Bitcoin jumped more than 14% in the past 24 hours, nearly reaching $40,000 per unit before settling closer to $37,000. The five-week intra-day high reached Monday after a long slide where it dipped under $30,000 from an April high of nearly $65,000.
There is also speculation that the price surge may have also resulted from traders buying up bitcoin to fill positions they were short on, having bet its value would fall further. But it’s difficult, if not impossible, to track short positions on the cryptocurrency.
Amazon’s job listing says the company is looking for “an experienced product leader to develop Amazon’s Digital Currency and Blockchain strategy and product roadmap.”
The Seattle-based online retail giant currently has 74 listings for jobs whose descriptions include the words “blockchain,” the backbone of cryptocurrencies, many dating back to earlier this year. However, the jobs are not necessarily related to blockchain development but list blockchain background as relevant experience for those applying for the job.
In a statement, Amazon rejected as “fabricated” a report that said it would accept payments in the cryptocurrency by the end of the year and launch its digital coin in 2022.
But it did acknowledge that it is exploring what the use of cryptocurrencies would look like on Amazon.
“We believe the future will be built on new technologies that enable modern, fast, and inexpensive payments, and hope to bring that future to Amazon customers as soon as possible,” the company said.
Tom Forte, a senior research analyst who covers Amazon for the investment bank D.A. Davidson, said he doubts Amazon will accept bitcoin across its platform any time soon.

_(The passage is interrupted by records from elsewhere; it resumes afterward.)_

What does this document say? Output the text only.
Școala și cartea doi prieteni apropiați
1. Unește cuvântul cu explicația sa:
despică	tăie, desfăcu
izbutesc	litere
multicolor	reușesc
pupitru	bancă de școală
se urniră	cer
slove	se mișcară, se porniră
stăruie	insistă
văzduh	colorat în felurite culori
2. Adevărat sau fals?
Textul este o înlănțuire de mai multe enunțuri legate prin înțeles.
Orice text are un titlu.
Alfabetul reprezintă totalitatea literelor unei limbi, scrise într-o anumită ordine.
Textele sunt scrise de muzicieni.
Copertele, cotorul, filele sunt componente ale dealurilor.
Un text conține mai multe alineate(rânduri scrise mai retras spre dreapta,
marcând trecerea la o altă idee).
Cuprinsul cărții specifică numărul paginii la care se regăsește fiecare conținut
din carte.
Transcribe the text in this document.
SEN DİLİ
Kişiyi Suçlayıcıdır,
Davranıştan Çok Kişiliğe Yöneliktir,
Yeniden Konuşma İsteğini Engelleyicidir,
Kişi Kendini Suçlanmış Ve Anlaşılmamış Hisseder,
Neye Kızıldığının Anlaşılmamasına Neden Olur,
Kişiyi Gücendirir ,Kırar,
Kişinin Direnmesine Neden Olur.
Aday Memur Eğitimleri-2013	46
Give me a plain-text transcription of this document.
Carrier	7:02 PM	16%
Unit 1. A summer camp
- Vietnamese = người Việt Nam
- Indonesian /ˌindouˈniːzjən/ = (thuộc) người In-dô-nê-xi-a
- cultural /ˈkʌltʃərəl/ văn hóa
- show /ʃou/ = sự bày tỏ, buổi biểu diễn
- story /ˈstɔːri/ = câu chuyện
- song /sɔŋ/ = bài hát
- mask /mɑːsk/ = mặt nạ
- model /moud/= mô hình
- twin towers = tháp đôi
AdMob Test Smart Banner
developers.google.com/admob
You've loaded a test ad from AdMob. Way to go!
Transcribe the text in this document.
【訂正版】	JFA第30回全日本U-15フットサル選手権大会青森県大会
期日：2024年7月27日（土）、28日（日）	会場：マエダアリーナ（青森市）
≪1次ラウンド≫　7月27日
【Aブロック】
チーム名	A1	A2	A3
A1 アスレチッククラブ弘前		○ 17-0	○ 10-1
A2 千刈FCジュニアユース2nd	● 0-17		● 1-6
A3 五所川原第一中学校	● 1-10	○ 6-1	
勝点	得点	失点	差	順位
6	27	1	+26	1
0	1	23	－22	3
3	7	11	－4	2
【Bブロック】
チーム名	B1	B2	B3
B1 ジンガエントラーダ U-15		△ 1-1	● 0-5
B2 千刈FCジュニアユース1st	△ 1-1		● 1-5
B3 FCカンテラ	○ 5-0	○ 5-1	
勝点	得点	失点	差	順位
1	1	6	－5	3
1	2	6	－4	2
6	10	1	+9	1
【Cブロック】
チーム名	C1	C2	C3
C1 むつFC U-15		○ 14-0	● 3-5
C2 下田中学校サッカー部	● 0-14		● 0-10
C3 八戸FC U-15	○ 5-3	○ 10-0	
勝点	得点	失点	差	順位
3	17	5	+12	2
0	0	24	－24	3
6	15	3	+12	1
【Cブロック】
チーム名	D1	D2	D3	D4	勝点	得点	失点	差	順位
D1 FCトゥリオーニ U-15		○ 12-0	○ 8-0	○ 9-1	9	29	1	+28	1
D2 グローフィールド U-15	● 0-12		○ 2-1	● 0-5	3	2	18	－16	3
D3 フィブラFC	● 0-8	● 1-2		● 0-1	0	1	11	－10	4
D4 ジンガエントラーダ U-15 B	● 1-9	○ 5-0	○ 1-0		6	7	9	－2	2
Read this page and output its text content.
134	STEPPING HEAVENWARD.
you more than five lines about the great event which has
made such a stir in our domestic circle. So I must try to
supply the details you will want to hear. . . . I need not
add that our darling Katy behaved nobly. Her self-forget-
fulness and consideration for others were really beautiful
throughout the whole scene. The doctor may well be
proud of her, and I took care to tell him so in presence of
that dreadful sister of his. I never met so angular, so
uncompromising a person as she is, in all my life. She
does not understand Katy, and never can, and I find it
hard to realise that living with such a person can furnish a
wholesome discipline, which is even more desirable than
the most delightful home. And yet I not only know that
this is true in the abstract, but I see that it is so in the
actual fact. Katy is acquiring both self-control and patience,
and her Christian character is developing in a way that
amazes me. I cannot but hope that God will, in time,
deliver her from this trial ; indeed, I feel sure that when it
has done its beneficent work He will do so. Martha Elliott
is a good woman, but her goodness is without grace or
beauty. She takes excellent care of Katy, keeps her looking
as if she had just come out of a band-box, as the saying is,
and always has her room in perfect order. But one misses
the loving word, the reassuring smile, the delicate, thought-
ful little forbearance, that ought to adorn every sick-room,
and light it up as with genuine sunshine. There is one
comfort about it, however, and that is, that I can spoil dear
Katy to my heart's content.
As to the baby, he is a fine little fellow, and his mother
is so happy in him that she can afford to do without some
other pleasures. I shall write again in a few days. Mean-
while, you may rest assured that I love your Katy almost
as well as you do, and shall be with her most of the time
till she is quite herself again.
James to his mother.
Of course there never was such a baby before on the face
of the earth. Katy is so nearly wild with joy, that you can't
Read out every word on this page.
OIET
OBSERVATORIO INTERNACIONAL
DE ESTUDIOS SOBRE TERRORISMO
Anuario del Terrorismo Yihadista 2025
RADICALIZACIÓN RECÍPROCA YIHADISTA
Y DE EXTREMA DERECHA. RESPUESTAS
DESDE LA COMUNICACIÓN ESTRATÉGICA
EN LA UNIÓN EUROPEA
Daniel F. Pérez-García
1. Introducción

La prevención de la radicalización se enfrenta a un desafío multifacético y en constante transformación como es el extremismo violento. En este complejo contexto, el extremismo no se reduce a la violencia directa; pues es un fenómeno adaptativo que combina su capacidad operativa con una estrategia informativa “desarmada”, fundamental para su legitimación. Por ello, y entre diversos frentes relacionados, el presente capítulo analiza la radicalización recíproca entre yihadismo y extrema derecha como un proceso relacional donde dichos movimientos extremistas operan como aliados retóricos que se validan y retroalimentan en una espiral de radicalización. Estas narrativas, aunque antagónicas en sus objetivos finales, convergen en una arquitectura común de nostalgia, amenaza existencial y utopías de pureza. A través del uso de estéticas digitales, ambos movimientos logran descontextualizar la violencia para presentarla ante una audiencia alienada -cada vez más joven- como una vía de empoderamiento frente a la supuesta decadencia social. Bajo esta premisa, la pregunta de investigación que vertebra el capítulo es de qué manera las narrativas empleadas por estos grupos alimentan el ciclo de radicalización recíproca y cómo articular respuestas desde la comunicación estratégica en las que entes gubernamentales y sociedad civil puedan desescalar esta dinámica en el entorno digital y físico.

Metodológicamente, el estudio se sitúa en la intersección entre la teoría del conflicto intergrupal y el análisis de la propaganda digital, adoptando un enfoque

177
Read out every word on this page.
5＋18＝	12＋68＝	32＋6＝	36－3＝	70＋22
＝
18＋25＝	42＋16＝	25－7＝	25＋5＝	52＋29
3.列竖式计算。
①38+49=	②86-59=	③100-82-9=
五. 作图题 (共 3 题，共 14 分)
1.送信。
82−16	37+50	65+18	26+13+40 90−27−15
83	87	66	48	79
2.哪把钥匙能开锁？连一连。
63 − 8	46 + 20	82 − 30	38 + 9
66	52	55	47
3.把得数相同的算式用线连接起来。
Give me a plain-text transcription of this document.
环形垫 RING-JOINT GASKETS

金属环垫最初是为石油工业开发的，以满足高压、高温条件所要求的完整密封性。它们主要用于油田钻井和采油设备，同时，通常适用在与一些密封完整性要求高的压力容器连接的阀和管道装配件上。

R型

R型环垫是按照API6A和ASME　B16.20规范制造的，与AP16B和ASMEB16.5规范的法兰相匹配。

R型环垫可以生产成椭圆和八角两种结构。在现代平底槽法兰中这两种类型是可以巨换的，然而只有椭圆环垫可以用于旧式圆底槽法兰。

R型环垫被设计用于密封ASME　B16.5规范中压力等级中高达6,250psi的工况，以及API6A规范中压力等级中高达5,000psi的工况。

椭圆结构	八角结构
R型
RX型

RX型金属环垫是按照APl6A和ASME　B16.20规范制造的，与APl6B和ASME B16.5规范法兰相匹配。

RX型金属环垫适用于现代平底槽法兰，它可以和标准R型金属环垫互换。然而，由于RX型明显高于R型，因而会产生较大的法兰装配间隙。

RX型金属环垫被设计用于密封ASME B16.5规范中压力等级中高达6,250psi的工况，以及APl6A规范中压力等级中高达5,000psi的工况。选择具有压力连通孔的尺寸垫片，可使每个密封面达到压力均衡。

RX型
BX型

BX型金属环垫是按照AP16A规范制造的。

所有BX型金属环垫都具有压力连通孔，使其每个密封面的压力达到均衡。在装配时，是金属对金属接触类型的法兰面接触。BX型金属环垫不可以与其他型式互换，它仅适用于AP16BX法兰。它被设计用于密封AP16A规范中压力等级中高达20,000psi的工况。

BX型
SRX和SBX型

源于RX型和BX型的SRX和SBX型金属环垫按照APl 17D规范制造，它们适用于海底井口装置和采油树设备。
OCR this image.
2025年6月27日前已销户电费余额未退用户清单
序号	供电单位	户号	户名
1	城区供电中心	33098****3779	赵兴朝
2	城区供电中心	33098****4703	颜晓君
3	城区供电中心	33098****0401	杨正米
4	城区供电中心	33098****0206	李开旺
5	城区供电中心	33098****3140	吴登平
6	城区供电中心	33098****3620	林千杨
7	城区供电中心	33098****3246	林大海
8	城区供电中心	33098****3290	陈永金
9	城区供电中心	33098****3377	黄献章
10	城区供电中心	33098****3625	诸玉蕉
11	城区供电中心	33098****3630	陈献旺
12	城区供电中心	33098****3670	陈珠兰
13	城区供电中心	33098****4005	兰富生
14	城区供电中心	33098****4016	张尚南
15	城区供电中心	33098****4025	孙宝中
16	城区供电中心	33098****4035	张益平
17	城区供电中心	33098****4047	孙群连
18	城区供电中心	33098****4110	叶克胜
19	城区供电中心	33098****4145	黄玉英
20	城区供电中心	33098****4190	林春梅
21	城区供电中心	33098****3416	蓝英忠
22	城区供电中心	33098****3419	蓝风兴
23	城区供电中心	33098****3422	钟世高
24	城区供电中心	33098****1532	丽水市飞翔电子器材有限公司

Forte noted bitcoin accounts for less than 1% of transaction payments on Overstock.com, one of the few online retailers to accept the cryptocurrency.
“It’s been an effective mechanism for trading and speculation, but it hasn’t shown to date to be a form of currency for payments,” Forte said.
Proponents of bitcoin seem to have shifted their pitch from its value as a digital currency, focusing more on applying it as a “store of value,” like gold or other commodities.
Bitcoin is not tied to a bank or government and allows users to spend money anonymously. The coins are created by users who “mine” them by lending computing power to verify other users’ transactions. They receive bitcoins in exchange.